In a Friday interview on Arise News’ Prime Time, Amaechi, who is now a presidential aspirant under the African Democratic Congress, addressed longstanding claims by Tinubu.

During his pre-2023 campaigning, Tinubu said Buhari would not have become president without him and that it was his turn to become one too.

But Amaechi explained that as a serving minister under Buhari, he could not publicly challenge Tinubu’s assertions to avoid risking his position.

“When we decided to form the APC, while I was a minister, (Tinubu) was claiming he made Buhari president and I couldn’t respond because I was a minister under President Buhari. That would have been suicidal because Buhari could fire you,” Amaechi said.

He continued, “So I couldn’t have said, ‘You are wrong.’ He didn’t make President Buhari president. Not only was I the DG of the campaign, but everybody will bear witness that I did all the battle.

“I led the Governors’ Forum, criss-crossed the country fighting here and there trying to get Nigerians to know that this is the time for change.”
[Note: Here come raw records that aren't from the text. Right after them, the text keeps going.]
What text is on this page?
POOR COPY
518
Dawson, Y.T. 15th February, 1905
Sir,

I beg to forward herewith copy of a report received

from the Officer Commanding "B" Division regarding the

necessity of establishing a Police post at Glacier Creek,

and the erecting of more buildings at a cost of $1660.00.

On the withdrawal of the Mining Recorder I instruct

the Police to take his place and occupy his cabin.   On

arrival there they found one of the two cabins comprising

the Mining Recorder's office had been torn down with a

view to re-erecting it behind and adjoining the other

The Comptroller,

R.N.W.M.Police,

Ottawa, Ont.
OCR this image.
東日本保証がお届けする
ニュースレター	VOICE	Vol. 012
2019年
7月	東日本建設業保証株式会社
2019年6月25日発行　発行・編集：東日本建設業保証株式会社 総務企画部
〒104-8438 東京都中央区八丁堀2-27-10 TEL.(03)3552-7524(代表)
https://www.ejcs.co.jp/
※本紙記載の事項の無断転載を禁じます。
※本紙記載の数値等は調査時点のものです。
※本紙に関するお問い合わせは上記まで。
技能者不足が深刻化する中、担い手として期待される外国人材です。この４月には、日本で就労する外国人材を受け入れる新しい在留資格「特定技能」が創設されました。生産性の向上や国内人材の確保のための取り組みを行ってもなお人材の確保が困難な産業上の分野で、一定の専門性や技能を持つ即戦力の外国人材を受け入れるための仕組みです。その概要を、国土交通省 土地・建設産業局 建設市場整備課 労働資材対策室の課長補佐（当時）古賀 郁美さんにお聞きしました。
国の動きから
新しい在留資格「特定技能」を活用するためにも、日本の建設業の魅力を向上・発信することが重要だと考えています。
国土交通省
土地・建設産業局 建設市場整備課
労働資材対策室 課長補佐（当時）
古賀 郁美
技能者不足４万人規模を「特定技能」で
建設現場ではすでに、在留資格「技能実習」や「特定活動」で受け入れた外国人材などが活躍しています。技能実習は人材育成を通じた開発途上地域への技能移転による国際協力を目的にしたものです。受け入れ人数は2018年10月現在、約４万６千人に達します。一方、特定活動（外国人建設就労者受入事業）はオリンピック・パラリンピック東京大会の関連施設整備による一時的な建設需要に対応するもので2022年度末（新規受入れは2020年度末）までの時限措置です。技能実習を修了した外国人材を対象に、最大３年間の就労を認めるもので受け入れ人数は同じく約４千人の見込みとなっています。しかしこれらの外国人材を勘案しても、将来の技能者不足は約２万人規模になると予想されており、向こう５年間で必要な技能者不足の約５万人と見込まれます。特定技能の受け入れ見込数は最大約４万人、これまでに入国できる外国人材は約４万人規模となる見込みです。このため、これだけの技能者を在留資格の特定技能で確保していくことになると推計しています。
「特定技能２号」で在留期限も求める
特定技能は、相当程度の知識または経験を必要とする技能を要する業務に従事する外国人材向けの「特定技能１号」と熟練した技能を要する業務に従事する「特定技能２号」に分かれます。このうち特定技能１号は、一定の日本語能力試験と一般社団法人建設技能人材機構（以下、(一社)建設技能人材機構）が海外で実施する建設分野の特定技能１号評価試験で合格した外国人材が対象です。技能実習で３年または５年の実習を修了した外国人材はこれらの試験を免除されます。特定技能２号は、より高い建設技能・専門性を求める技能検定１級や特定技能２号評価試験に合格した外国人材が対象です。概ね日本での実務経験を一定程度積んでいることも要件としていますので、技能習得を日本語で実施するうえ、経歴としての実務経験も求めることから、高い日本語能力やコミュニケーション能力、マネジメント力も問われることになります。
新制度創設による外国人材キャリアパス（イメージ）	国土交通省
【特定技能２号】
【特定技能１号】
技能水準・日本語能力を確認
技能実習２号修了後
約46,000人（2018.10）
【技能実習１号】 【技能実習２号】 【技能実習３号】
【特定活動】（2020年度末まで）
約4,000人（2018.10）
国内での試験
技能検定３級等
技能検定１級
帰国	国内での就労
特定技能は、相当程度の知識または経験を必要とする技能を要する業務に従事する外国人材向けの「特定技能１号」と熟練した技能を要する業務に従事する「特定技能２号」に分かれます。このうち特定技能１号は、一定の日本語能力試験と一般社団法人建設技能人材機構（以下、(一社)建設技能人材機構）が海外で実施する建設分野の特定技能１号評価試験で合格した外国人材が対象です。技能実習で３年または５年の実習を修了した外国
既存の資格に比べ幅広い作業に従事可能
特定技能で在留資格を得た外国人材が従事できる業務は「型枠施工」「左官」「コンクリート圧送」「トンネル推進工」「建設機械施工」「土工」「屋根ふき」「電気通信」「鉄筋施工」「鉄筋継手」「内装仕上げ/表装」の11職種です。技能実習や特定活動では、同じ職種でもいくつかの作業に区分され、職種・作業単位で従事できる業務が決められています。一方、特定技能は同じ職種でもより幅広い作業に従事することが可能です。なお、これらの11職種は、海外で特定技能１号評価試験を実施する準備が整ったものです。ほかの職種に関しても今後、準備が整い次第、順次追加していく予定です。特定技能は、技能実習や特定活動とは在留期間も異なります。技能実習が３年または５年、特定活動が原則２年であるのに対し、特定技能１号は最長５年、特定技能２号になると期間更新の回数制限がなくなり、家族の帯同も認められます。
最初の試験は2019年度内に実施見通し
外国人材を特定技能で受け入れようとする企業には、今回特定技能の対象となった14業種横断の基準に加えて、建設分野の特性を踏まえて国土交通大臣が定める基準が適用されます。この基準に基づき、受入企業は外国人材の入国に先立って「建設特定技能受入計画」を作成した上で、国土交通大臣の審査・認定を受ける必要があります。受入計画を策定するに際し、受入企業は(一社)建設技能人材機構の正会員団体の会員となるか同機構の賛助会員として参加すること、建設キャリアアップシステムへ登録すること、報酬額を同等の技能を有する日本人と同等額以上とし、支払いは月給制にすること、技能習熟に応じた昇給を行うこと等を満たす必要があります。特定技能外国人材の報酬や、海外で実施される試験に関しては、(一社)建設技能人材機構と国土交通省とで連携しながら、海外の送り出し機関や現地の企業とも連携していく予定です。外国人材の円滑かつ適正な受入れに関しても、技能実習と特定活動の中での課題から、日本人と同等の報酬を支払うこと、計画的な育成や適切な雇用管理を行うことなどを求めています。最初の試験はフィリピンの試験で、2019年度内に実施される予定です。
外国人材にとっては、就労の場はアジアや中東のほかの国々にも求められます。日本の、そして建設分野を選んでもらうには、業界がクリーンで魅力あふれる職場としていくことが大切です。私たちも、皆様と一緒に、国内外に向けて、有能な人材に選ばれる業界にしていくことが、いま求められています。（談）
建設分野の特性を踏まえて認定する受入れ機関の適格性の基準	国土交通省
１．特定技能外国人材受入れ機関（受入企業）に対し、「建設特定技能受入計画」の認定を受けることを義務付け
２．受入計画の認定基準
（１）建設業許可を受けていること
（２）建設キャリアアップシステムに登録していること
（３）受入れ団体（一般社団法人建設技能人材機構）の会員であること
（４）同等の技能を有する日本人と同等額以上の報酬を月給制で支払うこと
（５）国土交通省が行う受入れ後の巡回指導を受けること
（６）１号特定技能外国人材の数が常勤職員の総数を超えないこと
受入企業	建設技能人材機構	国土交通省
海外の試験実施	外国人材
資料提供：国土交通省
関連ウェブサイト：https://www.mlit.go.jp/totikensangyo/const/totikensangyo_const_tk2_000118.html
Amaechi served as Director-General of Buhari’s 2015 and 2019 presidential campaigns.

He was a key figure in the 2013–2014 defection of PDP governors that helped form the APC alliance, which ultimately defeated President Goodluck Jonathan.

However, Tinubu was also instrumental in Buhari’s emergence, leading the merger of major opposition parties, including his Action Congress of Nigeria, to form the All Progressives Congress, which challenged and defeated the then-ruling PDP.

The remarks come amid Amaechi’s positioning for the 2027 presidential race as part of the growing opposition coalition under the ADC.

He has been vocal in recent months criticising the Tinubu administration over economic hardship.